Review of Go West

Go West (1940)
8/10
Marxian Mayhem on the Range
15 July 2006
It was with fairly low expectations that I popped "Go West" into my DVD player this evening. After all, as Marx Bros. purists repeat ad nauseam, the Brothers' later pictures generally failed to live up to the high standards set by their earlier Paramount-era films. That may be so, but I found "Go West" to be hilarious all the same. Which is hardly surprising since nobody does mayhem like the Marx Bros.!

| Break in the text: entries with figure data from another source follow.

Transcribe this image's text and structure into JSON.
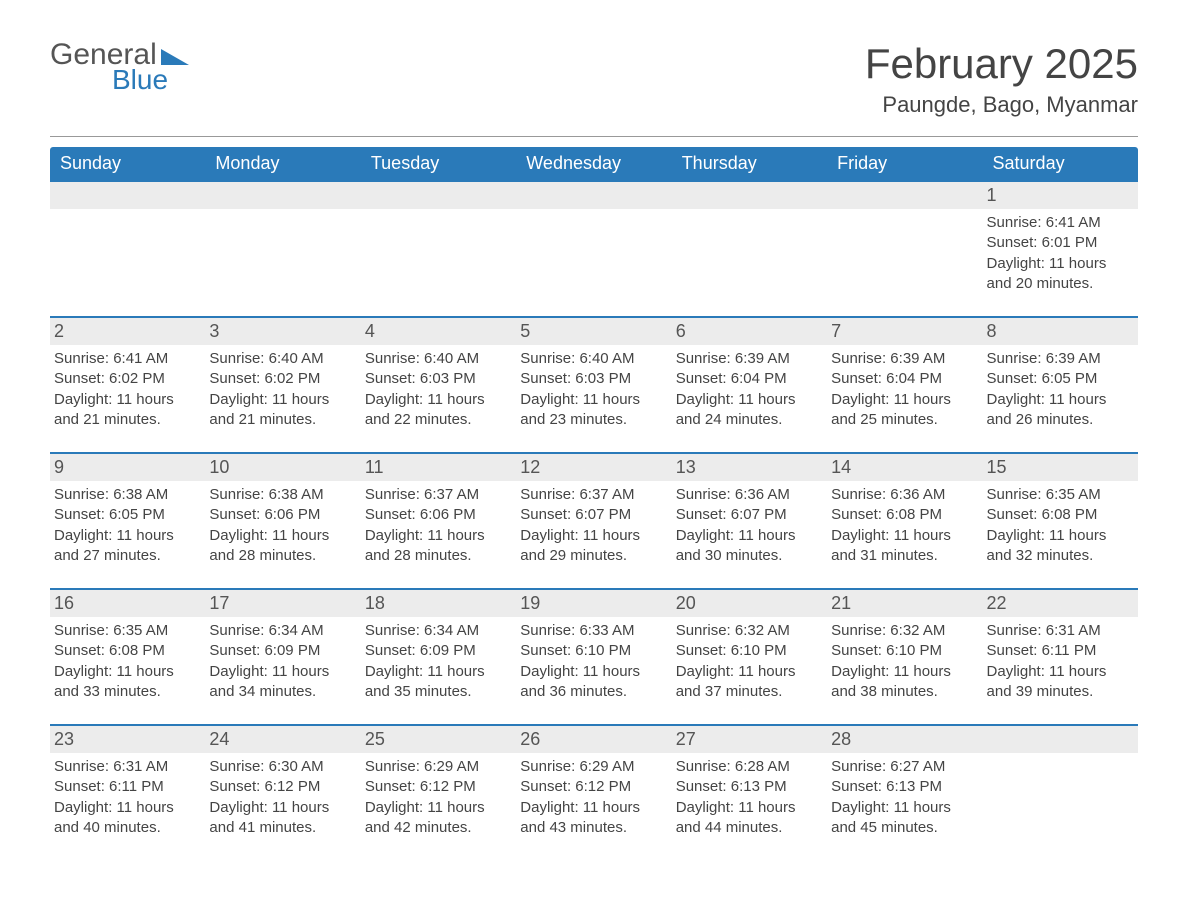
{
  "logo": {
    "text1": "General",
    "text2": "Blue"
  },
  "title": "February 2025",
  "location": "Paungde, Bago, Myanmar",
  "colors": {
    "header_bg": "#2a7ab9",
    "header_text": "#ffffff",
    "daynum_bg": "#ececec",
    "daynum_border": "#2a7ab9",
    "text": "#444444",
    "bg": "#ffffff"
  },
  "days_of_week": [
    "Sunday",
    "Monday",
    "Tuesday",
    "Wednesday",
    "Thursday",
    "Friday",
    "Saturday"
  ],
  "weeks": [
    {
      "nums": [
        "",
        "",
        "",
        "",
        "",
        "",
        "1"
      ],
      "details": [
        null,
        null,
        null,
        null,
        null,
        null,
        {
          "sunrise": "6:41 AM",
          "sunset": "6:01 PM",
          "daylight": "11 hours and 20 minutes."
        }
      ]
    },
    {
      "nums": [
        "2",
        "3",
        "4",
        "5",
        "6",
        "7",
        "8"
      ],
      "details": [
        {
          "sunrise": "6:41 AM",
          "sunset": "6:02 PM",
          "daylight": "11 hours and 21 minutes."
        },
        {
          "sunrise": "6:40 AM",
          "sunset": "6:02 PM",
          "daylight": "11 hours and 21 minutes."
        },
        {
          "sunrise": "6:40 AM",
          "sunset": "6:03 PM",
          "daylight": "11 hours and 22 minutes."
        },
        {
          "sunrise": "6:40 AM",
          "sunset": "6:03 PM",
          "daylight": "11 hours and 23 minutes."
        },
        {
          "sunrise": "6:39 AM",
          "sunset": "6:04 PM",
          "daylight": "11 hours and 24 minutes."
        },
        {
          "sunrise": "6:39 AM",
          "sunset": "6:04 PM",
          "daylight": "11 hours and 25 minutes."
        },
        {
          "sunrise": "6:39 AM",
          "sunset": "6:05 PM",
          "daylight": "11 hours and 26 minutes."
        }
      ]
    },
    {
      "nums": [
        "9",
        "10",
        "11",
        "12",
        "13",
        "14",
        "15"
      ],
      "details": [
        {
          "sunrise": "6:38 AM",
          "sunset": "6:05 PM",
          "daylight": "11 hours and 27 minutes."
        },
        {
          "sunrise": "6:38 AM",
          "sunset": "6:06 PM",
          "daylight": "11 hours and 28 minutes."
        },
        {
          "sunrise": "6:37 AM",
          "sunset": "6:06 PM",
          "daylight": "11 hours and 28 minutes."
        },
        {
          "sunrise": "6:37 AM",
          "sunset": "6:07 PM",
          "daylight": "11 hours and 29 minutes."
        },
        {
          "sunrise": "6:36 AM",
          "sunset": "6:07 PM",
          "daylight": "11 hours and 30 minutes."
        },
        {
          "sunrise": "6:36 AM",
          "sunset": "6:08 PM",
          "daylight": "11 hours and 31 minutes."
        },
        {
          "sunrise": "6:35 AM",
          "sunset": "6:08 PM",
          "daylight": "11 hours and 32 minutes."
        }
      ]
    },
    {
      "nums": [
        "16",
        "17",
        "18",
        "19",
        "20",
        "21",
        "22"
      ],
      "details": [
        {
          "sunrise": "6:35 AM",
          "sunset": "6:08 PM",
          "daylight": "11 hours and 33 minutes."
        },
        {
          "sunrise": "6:34 AM",
          "sunset": "6:09 PM",
          "daylight": "11 hours and 34 minutes."
        },
        {
          "sunrise": "6:34 AM",
          "sunset": "6:09 PM",
          "daylight": "11 hours and 35 minutes."
        },
        {
          "sunrise": "6:33 AM",
          "sunset": "6:10 PM",
          "daylight": "11 hours and 36 minutes."
        },
        {
          "sunrise": "6:32 AM",
          "sunset": "6:10 PM",
          "daylight": "11 hours and 37 minutes."
        },
        {
          "sunrise": "6:32 AM",
          "sunset": "6:10 PM",
          "daylight": "11 hours and 38 minutes."
        },
        {
          "sunrise": "6:31 AM",
          "sunset": "6:11 PM",
          "daylight": "11 hours and 39 minutes."
        }
      ]
    },
    {
      "nums": [
        "23",
        "24",
        "25",
        "26",
        "27",
        "28",
        ""
      ],
      "details": [
        {
          "sunrise": "6:31 AM",
          "sunset": "6:11 PM",
          "daylight": "11 hours and 40 minutes."
        },
        {
          "sunrise": "6:30 AM",
          "sunset": "6:12 PM",
          "daylight": "11 hours and 41 minutes."
        },
        {
          "sunrise": "6:29 AM",
          "sunset": "6:12 PM",
          "daylight": "11 hours and 42 minutes."
        },
        {
          "sunrise": "6:29 AM",
          "sunset": "6:12 PM",
          "daylight": "11 hours and 43 minutes."
        },
        {
          "sunrise": "6:28 AM",
          "sunset": "6:13 PM",
          "daylight": "11 hours and 44 minutes."
        },
        {
          "sunrise": "6:27 AM",
          "sunset": "6:13 PM",
          "daylight": "11 hours and 45 minutes."
        },
        null
      ]
    }
  ],
  "labels": {
    "sunrise": "Sunrise:",
    "sunset": "Sunset:",
    "daylight": "Daylight:"
  }
}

As always, Groucho has lots of great one-liners, Chico plays a charming con-man, and Harpo gets up to all kinds of anarchic antics. Encountering Groucho for the first time in the train station, Chico asks where the train is. Groucho replies, "It's out on the tracks; it seldom comes in here." In previous films, the Brothers' made fun of the circus and the opera; in this film, they play havoc with the conventions of the Old West. On observing a fatal shooting outside a saloon, Chico tells Harpo: "I don't like-a the West: all the people do is kill each other. I'd like-a the West better if it was in the East."

In contrast to some of their other films, especially "At the Circus," the musical numbers are delightful and catchy. That goes not only for the solos by Chico and Harpo, but also for the duets sung by the star-crossed lovers. This latter feature of the MGM films was often tedious and forgettable; happily, that is not the case in "Go West."

I thoroughly enjoyed this film and would recommend it to anyone who appreciates the madcap humour of the Marx Bros. The climactic train sequence alone makes the film a must-see.